LITTLE ROCK, Ark. – Arkansas Attorney General Tim Griffin is calling on the United States Department of State to remove foreign student visa holders who have shown support to terror groups.

Griffin sent a letter on behalf of a coalition of 20 state attorneys general to Secretary of State Antony Blinken and Secretary of Homeland Security Alejandro Mayorkas calling for the change a month after the Hamas attack on Israel, leaving at least 1,400 Israelis dead.

“Since the October 7 Hamas terrorist attack on Israel, where 1,400 men, women, children and babies were killed and 240 were taken captive, college campuses have become a glowing hotbed of antisemitic activity and threats of violence against Jewish students and people at a time when Students for Justice in Palestine (SJP), a group linked to both Hamas and the Palestinian Islamic Jihad—two entities designated by the U.S. Department of State as ‘foreign terrorist organizations’—issued a ‘call to action’ asking its college chapters to hold demonstrations on campuses across the country,” Griffin said in a statement released after sending the letter.
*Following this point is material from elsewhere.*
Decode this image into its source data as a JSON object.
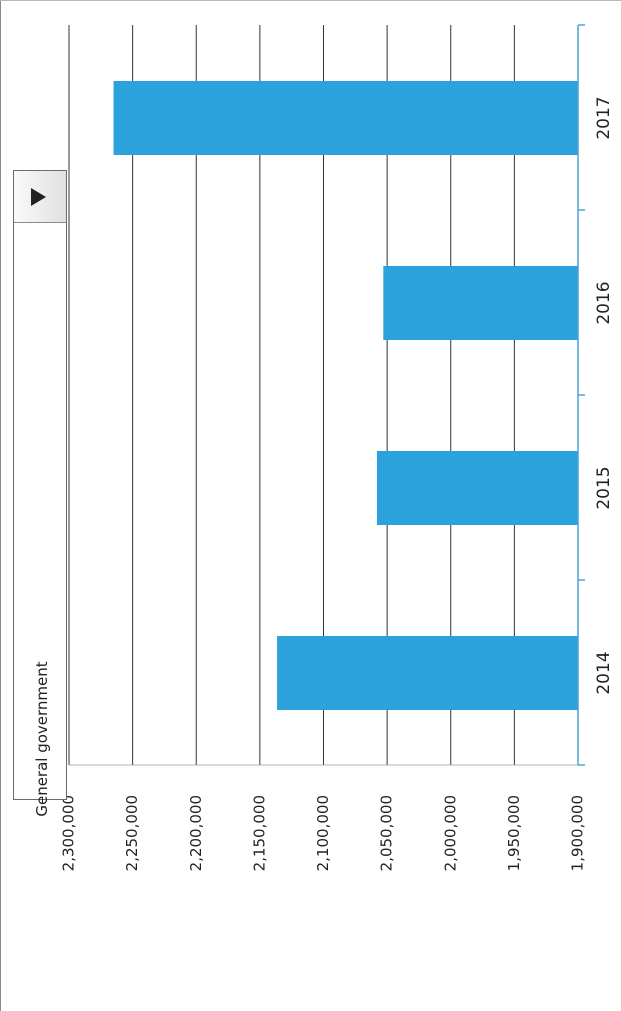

Griffin is asking for the State Department to vet foreign student visa holders. Griffin said that he and the other attorneys general are concerned that college students in the United States on student visas may be supporting terrorist activity through membership in SJP, making them ineligible to hold visas.

“As state attorneys general, we are concerned that foreign students admitted to colleges in the United States on student visas may be supporting terrorist activity through membership in SJP and are ineligible to hold a student visa under the Immigration and Nationality Act,” Griffin said.

Under the Immigration and Nationality Act, a foreigner who supports terrorist acts is ineligible to receive a visa and ineligible to be admitted in the United States. Providing support to foreign terrorist organizations is a felony under Arkansas law.

Griffin was joined in his letter by the attorneys general of Alabama, Alaska, Florida, Georgia. Idaho, Indiana, Iowa, Kansas, Louisiana, Mississippi, Missouri, Montana, Nebraska, Oklahoma, South Carolina, Texas, Utah, Virginia and West Virginia.